Szalony pościg Interu Mediolan.
Inter Mediolan nie zachwyca formą. Drużyna Antonio Conte wygrała na ostatnią chwilę z Torino, jednak ich dyspozycja szczególnie w pierwszej połowie dalece odstawała od oczekiwań.
Kolejne gole Lukaku w rozgrywkach Serie A (foto: Reuters)
Pierwsza połowa była tragiczna w wykonaniu mediolańskich zawodników. Grali bardzo źle, dali zdominować się rywalowi, który robił to, co chciał. Piłkarze z Torino oddali w pierwszej części spotkania trzy celne uderzenia, dopiero w doliczonym czasie gry padła pierwsza bramka. Simone Zaza kilka sekund przed przerwą dał prowadzenie swojej drużynie.
Antonio Conte mocno wstrząsnął swoimi zawodnikami w przerwie i widać było tego efekty w drugiej części spotkania. W 62. minucie rzut karny wykorzystał Cristian Ansaldi i piłkarze spod Piemontu prowadzili już dwoma golami.
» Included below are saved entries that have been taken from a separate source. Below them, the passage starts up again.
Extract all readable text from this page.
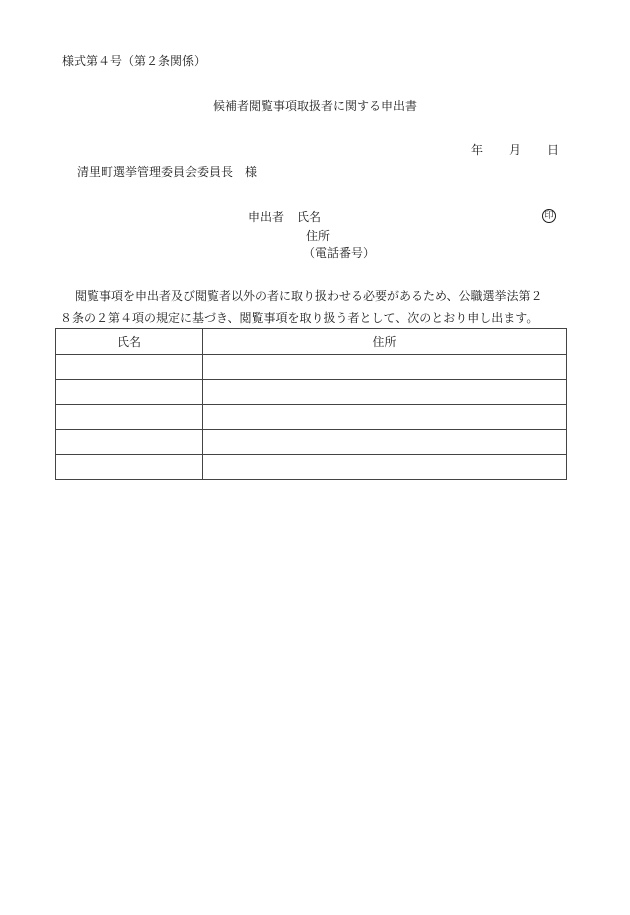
様式第４号（第２条関係）
候補者閲覧事項取扱者に関する申出書
年 月 日
清里町選挙管理委員会委員長　様
申出者 氏名	印
住所
（電話番号）
閲覧事項を申出者及び閲覧者以外の者に取り扱わせる必要があるため、公職選挙法第２
８条の２第４項の規定に基づき、閲覧事項を取り扱う者として、次のとおり申し出ます。
氏名	住所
To tylko rozjuszyło Inter, który ruszył z ofensywą. Dwie minuty później Alexis Sanchez trafił do siatki i dał kontaktowego gola swojej ekipie.
W 67. minucie na listę strzelców wpisał się Romelu Lukaku, który wykorzystał podanie Sancheza, niecałe dwadzieścia minut później Belg wykorzystał rzut karny i udało mu się dać prowadzenie swojej drużynie. W doliczonym czasie podstawowego czasu gry Lautaro Martinez zdobył czwartą bramkę, akcentując tym samym zwycięstwo Nerazzurri.
Dzięki wygranej piłkarze Conte notują skok w tabeli Serie A i zajmuję piąte miejsce, tracąc tylko trzy oczka do liderującego Sassuolo. Torino cały czas znajduje się w strefie spadkowej z pięcioma punktami na koncie.